March 2nd, 2009



I saw Taken, the film that assures all over protective and paranoid parents that they are right, last night.

It stars a paunchy looking Liam Neeson and is directed by Pierre Morel, whose previous claim to fame is being a cinematographer in the Transporter. Perhaps more telling is that the film is co-written by Luc Besson, and falls into the collection of films that Besson has co written, and which have all been thrillers or action flicks, and with have offered standard, by the number plot lines and characters. The early spark of his career that gave us The Professional (or Leon), the story of an assassin and his relationship with a little girl, and The Last Combat, a post apocalyptic film in which no one speaks due to damaged vocal cords, has long gone; or perhaps they were anomalies, the kinks of someone working out the start of their career, and accidentally producing something of interest. Either way, we're talking about Taken, and it's nothing like those two, and is a very by the numbers kind of thing, though the trailer isn't so bad.

The film concerns itself with Neeson's daughter, who at seventeen, lives with her mother and step father, in a rich, rich, fucking rich, world in which girls get ponies for their birthdays. Neeson's ex wife is played by Famke Janssen, who is probably best known as Jean Grey out of X-Men, and she spends most of this film coming down on Neeson while wearing a white sweater which can only stay on one of her shoulders. It doesn't matter what scene she's in: either the scene in which her daughter is abducted, or the scene in which she is returned, her left shoulder is usually on display to the audience. At times I wondered if there was suppose to be some symbolism to it. Perhaps this naked shoulder showed how raw, how emotional she was. Perhaps it revealed that when she was around her ex-husband, she could not cover up her hurt emotions. Perhaps, I finally realised, I shouldn't watch films after teaching High School english the whole day. It's bad enough that I had to watch Blade Runner, and that I spent yesterday learning about Heidegger for one stanza in a poem, and originally though of the Heisenberg Uncertainty Principle, so I was all over the place.

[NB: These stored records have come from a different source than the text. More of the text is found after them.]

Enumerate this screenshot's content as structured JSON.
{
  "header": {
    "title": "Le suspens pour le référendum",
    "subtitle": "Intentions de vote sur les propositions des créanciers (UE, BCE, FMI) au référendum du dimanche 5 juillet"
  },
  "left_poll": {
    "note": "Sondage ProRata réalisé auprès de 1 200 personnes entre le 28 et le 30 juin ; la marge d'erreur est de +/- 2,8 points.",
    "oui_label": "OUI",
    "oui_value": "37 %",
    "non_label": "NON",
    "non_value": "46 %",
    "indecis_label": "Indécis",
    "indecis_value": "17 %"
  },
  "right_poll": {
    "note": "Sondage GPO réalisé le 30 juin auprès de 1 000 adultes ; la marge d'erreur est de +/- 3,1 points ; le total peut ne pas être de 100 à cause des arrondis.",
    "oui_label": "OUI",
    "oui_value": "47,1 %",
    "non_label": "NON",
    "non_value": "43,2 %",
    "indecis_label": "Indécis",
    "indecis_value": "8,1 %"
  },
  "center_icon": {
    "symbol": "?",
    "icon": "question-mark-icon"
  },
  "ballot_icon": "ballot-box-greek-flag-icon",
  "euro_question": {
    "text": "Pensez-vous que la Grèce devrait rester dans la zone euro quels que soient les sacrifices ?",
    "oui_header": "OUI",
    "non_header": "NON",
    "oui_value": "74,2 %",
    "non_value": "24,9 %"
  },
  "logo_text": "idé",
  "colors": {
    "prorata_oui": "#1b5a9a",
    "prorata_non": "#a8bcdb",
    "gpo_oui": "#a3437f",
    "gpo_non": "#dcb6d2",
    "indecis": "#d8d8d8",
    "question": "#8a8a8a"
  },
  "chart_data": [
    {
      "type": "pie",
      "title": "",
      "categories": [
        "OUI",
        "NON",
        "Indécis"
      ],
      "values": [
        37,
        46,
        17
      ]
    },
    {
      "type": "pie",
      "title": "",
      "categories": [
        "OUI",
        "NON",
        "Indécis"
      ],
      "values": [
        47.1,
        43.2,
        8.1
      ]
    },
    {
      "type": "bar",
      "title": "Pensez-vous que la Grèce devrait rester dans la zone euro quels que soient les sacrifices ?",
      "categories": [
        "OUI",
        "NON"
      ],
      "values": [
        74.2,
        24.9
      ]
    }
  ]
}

It was a confusing day, yesterday.


Taken itself isn't a bad flick, though it's villains are all Albanian or Middle Eastern, and are all selling and kidnapping young women, which is what happens to Neeson's daughter. When she had her friend reach Paris, they get picked up by a guy at the airport, and once he shares a cab with them to their expensive apartment, calls in his Albanian buddies to kidnap them. Neeson, fortunately, is on the phone, and guides his daughter through the kidnapping, one of the few good scenes in the film that you can, fortunately, see in the trailer. As Neeson says to the kidnappers when they pick up the phone, he is a man with many violent talents, and he plans to kill them, to which they wish him the best, and the rest of the film unfolds pretty much as you think it would. At this point, however, I feel I should note that there is an unpleasant subtext amongst the two girls, one of who is not a virgin, and one of who is, that leaves its mark in the film. About half way through the film, Neeson finds the kidnappers, and the girl who isn't a virgin is on a bed, dead; it's fairly obvious that she has been raped, and injected with such an amount of drugs that she has died; but who gives a real shit, because she was sullied goods anyhow. The virgin--or aka, Neeson's daughter--is pure, however, and she ends up in an auction, drugged out of her mind, and being sold for half a million dollars to a fat Arabian man in a purple jumpsuit. It's kind of hard to escape the judgement that is being made on young women within the background of the film, especially given that the entire premise of the film supports the idea that your children need to be watched, because when you're not there, Albanians will break in and use them in a prostitution ring that is connected to the French secret service. That last bit in the film is never really explored, I might add.

But still, the subtext, it's very conservative, very Christian, and really uncool.

But hey, at least it doesn't star Denzel Washington.

That's a little something, isn't it?